Ausharren, bis Hilfe naht: Viele Statisten wirkten bei der Großübung mit.

300 Rettungskräfte bei Großübung am Tegernsee

Tegernsee - Dunkle Rauchschwaden und gellende Hilferufe auf dem See: Am Samstag gab es eine eindrucksvolle Großübung auf dem Tegernsee.

Angenommen wurde ein dramatischer Fall: Rund 100 Fahrgäste eines Passagierschiffs der Tegernseer Schifffahrt geraten in Not, als im Maschinenraum ein Feuer ausbricht. Rund 300 Rettungskräfte auf dem ganzen Oberland werden mobilisiert. Gegen 9 Uhr ist es soweit: Während erste Passagiere versuchen, sich durch einen Sprung ins neun Grad kalte Wasser zu retten, setzt der Kapitän zwei fingierte Notrufe ab.

Bilder von der Großübung am Tegernsee

Großübung am Tegernsee

Es dauert keine sieben Minuten, da sind die ersten Sirenen zu hören. Blaulicht auf Gut Kaltenbrunn, am Yachtclub in Bad Wiessee und auf den Straßen rund um den See. Dann, als um 9.15 Uhr die ersten Boote der Gmunde Wasserwacht und der Tegernseer DLRG auf der Bildfläche erscheinen, sind verwzeifelte Schreie der Statisten an Bord zu hören. Doch die Helfer bringen zunächst die im Wasser Treibenden in Sicherheit. Erst als das Feuer an Bord der MS Tegernsee gelöscht ist, werden auch von dort die Menschen evakuiert.
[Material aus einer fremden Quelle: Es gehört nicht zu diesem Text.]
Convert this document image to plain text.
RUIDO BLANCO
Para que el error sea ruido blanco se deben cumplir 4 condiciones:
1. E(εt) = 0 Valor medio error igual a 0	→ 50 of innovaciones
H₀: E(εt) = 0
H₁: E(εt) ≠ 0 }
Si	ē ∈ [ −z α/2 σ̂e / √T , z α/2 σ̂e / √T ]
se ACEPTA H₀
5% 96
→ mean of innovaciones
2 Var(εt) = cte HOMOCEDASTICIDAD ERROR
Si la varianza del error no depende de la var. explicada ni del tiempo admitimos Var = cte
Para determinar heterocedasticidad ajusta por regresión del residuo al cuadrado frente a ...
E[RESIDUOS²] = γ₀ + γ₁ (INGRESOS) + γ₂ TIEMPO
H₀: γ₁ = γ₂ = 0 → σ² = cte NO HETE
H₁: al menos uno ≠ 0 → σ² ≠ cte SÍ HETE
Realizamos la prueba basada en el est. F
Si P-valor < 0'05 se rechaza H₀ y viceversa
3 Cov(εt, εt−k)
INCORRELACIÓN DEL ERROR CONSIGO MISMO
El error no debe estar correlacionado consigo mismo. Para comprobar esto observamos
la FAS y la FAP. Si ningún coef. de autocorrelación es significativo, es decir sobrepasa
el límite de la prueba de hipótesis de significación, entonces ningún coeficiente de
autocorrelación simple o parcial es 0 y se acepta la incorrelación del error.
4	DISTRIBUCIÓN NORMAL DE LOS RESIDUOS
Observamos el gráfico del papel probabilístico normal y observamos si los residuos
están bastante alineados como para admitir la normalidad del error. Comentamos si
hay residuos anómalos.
Die Verletzten werden entweder von den Rettungswagen ind Krankenhäuser gebracht oder am Yachtclub und an der Wiesseer Seepromenade in Zelten versorgt. Wie bei einem Uhrwerk greift ein Rädchen ins andere, die Rettungsorganisationen arbeiten Hand in Hand. "Um 9.30 Uhr waren die ersten Patienten im Zelt. um 10.30 Uhr waren alle von Bord", berichtet SEG-Leiter Fritz Dullinger. Gegen 12.30 Uhr war die Übung, organisiert vom Landratsamt Miesbach, zu Ende - zur Zufriedenheit aller Beteiligten.